あまりにも画一的な取り扱いである。沖縄の声を歴史に残そうとする気がなく、沖縄に向き合う安倍政権の「言行不一致」ぶりを象徴しているというほかない。

 昨年1月28日の首相官邸。県議会各会派代表、全41市町村長・議長らが押印した上で名前を連ね、米軍普天間飛行場の閉鎖・撤去、県内移設断念などを求めた「建白書」を要請団の代表らが安倍晋三首相に手渡した。

 政府はその建白書を来春には廃棄する方針だ。

 県選出の照屋寛徳衆院議員(社民)の質問主意書に対し、政府が閣議で決定した安倍首相名の答弁書で明らかになった。請願は、憲法で保障された権利である。選挙以外で国民の意思を国政に反映させる重要な手段である。

 確かに請願法では「請願は、請願者の氏名及び住所を記載しなければならない」とある。このため政府は「公文書等の管理に関する法律」に従って行政文書として防衛省に保管しているという。だが、署名しているのはすべて公人である。さまつな住所の不記載のために請願法が適用されないのであれば、そう指摘すればいい話ではないか。

 昨年は復帰40年の節目だった。建白書は「米軍はいまだ占領地でもあるかのごとく傍若無人に振る舞っている。国民主権国家日本のあり方が問われている」と日本と沖縄の関係を問い返している。

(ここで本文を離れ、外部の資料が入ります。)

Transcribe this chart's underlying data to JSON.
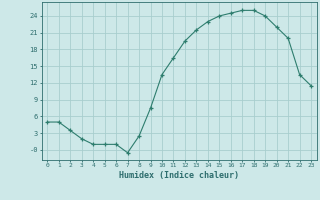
{
  "x": [
    0,
    1,
    2,
    3,
    4,
    5,
    6,
    7,
    8,
    9,
    10,
    11,
    12,
    13,
    14,
    15,
    16,
    17,
    18,
    19,
    20,
    21,
    22,
    23
  ],
  "y": [
    5,
    5,
    3.5,
    2,
    1,
    1,
    1,
    -0.5,
    2.5,
    7.5,
    13.5,
    16.5,
    19.5,
    21.5,
    23,
    24,
    24.5,
    25,
    25,
    24,
    22,
    20,
    13.5,
    11.5
  ],
  "line_color": "#2e7d6e",
  "marker": "+",
  "bg_color": "#cde8e8",
  "grid_color": "#a8cece",
  "xlabel": "Humidex (Indice chaleur)",
  "yticks": [
    0,
    3,
    6,
    9,
    12,
    15,
    18,
    21,
    24
  ],
  "ytick_labels": [
    "-0",
    "3",
    "6",
    "9",
    "12",
    "15",
    "18",
    "21",
    "24"
  ],
  "ylim": [
    -1.8,
    26.5
  ],
  "xlim": [
    -0.5,
    23.5
  ],
  "xticks": [
    0,
    1,
    2,
    3,
    4,
    5,
    6,
    7,
    8,
    9,
    10,
    11,
    12,
    13,
    14,
    15,
    16,
    17,
    18,
    19,
    20,
    21,
    22,
    23
  ],
  "font_color": "#2e6e6e",
  "axis_color": "#2e6e6e"
}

 沖縄にとっては前日に日比谷野外音楽堂で開かれた初めての東京集会と合わせ、直接行動をとらざるを得なかった歴史的な文書である。

    ■    ■

 安倍首相は1月下旬に開幕した通常国会の施政方針演説で、在日米軍再編に触れる中で「沖縄の方々の気持ちに寄り添いながら、『できることは全て行う』との姿勢で取り組む」と決意を述べている。

 「寄り添う」というのであれば、名護市長選の結果を無視し、2日後には埋め立て手続きをしないはずだ。「寄り添う」のであれば、建白書で求めたオスプレイの配備も撤回してしかるべきである。

 民意に反した強行姿勢をとりながら、「寄り添う」というのは、まさに言行不一致の見本というしかない。

 建白書は当初、安倍首相が受け取ることを想定していなかったことや、「作成・取得者」が防衛省日米防衛協力課長であることから取り扱いを官僚任せにしたのは明らかだ。安倍首相は建白書の宛先が本人であり、本人が受け取ったことを忘れてはならない。

    ■    ■

 請願書であれば政府は「誠実に処理する義務」を負う。行政文書とは格が違う。

 県議会、市町村議会では米軍の事件・事故で多くの意見書を決議しているが、行政文書である。意見書は県民や市町村民の意思表示であり、その意味は重い。「誠実に処理する義務」がなく、沖縄の声がかき消される。

 照屋氏は、建白書を公文書管理法の「歴史公文書」などとして国立公文書館に移管することを求めている。歴史の検証に必要な文書である。政府がこの考えに同調しなければ、県公文書館が引き取ることを検討してもらいたい。